Hi everyone, Hi professor Pfeifer.
I have been estimating this model, which I cannot make the parameters converge in the MCMC, however I have managed to achieve log data densities of -450 approx, although now I don’t know what it was because I can’t get them, although all I have done is change the priors.
I have looked at the trace_plots and I see that many parameters tend to have trends. I have used up to 2,000,000 draws. What do you do in such cases? What do the experts do to deal with this?
- Suppose that a parameter (say alpha) in the trace_plot is trending and moving to x value. Should I change the prior distribution towards this value?
- I have calibrated some parameters, while others I estimate. Would it help me to remove (relax or fix them according to the literature) or add some parameters that were calibrated to the estimate?
I should mention that I am applying the model to another country and modifying it a bit, furthermore, the model was not estimated by Bayesian techniques, but by standard calibration. In the original there was no monetary policy.
I could attach mode_plots or trace_plots if necessary, or even .mod and .mat files to estimate it.
Thanks in advance.
What does the trace-plot for the posterior density say? Is the chain moving towards a higher posterior density? If yes, initial mode-finding was not successful. You should then restart mode-finding based on the
Note that adjusting the prior based on posterior results is wrong. It will screw up the inference as the prior is supposed to capture your view before you see the data.
Sometimes when I have changed some priors there is a trend in the trace_plot of the posterior density, moving towards a higher one.
Another thing I didn’t mention, the mode finder only works fine with mode_compute = 6.
How do I reset the mode finder? Are you referring to using load_mh_file, keeping the mode_compute = 6, and re-estimating?
I did see a post that you commented that if only mode_compute = 6 works there was a problem. The weird thing is that the model is exactly the same as the one in the paper, unlike these equations that I mention. Also, it is a medium-scale model, with many parameters and 11 shocks, I don’t know if this affects.
But still thank you very much, I will try with this to see if I can improve the estimate, have a good day.
mode_compute=6 will usually generate a positive definite Hessian. At the same time, it is a pretty inefficient optimizer. For that reason, it is often advisable to start with one of the other mode-finders and then run mode_compute=6 at the end.
Have you considered changing the posterior sampling method? ‘tailored_random_block_metropolis_hastings’ is much better at handling multi-modal posteriors
I’ve been doing what you suggested and the model has improved. But I have a doubt taking advantage of the post, is there an acceptable range for the log data density? for example, if I have a log data density of -1200 is it a bad sign? I ask this in case they can reject my work in that regard. Thanks in advance.

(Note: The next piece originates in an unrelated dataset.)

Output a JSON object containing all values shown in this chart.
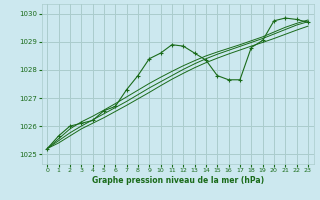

My interpretation, which I’m pretty sure is basically correct, is that the log data density tells you the likelihood of seeing a data series given the model. The likelihood function gives you the likelihood of seeing a data series given a model and a specific parameter draw.
Log data density gives an ordinal ranking, so you need some other model to explain the same data series against which to compare it. An RBC model that is estimated using only US GDP will have a substantially higher marginal data density than, say, the Smets Wouters '07 model, even though we know that the Smets Wouters model is one of the best DSGE models as it was the first such model whose marginal data density was comparable to a reduced-form VAR, while RBC models are a known dumpster-fire in terms of explaining quarterly variation in the economy.
Since you mentioned in your opening post that your first model appeared to have a marginal data density of -450, then a model which has a marginal data density of -1200 would be very problematic: these are log probabilities, so your old model with -450 is infinitely more likely to generate the data than the new one with -1200.
Thank you very much, your answer was very informative.
I’ve been doing what you suggested and the estimate has improved quite a bit except for one thing. Initially I used mh_jscale = 0.2, then when I restart the mode I get the following acceptance ratio 56.983% and 55.691%. Change the mh_jscale = 0.275 and only on restart and I get 37.642% and 36.805% and with stationary trace_plots . The question is:
Is it valid to start with mh_jscale = x and on restart use another mh_jscale to obtain a good acceptance ratio?
Thank you very much for your help
Just to verify, these are the steps I followed:
- Run model.mod estimation (…, mode_compute = 6, mh_jscale = 0.2). Results chain 1 = 36%, chain 2 = 35%. (trace_plots not stationary and MCMC does not converge)
- Copy model_mh_mode and paste in new folder
- Run model2.mod estimation (…, mode_compute = 6, mh_jscale = 0.2). Results chain 1 = 56%, chain 2 = 65%. (trace_plots looks good)
- Run model2.mod estimation (…, mode_compute = 6, mh_jscale = 0.3). Results chain 1 = 33%, chain 2 = 35%. (trace_plots looks good)
Is the procedure correct? Another question, can I do this an indefinite number of times?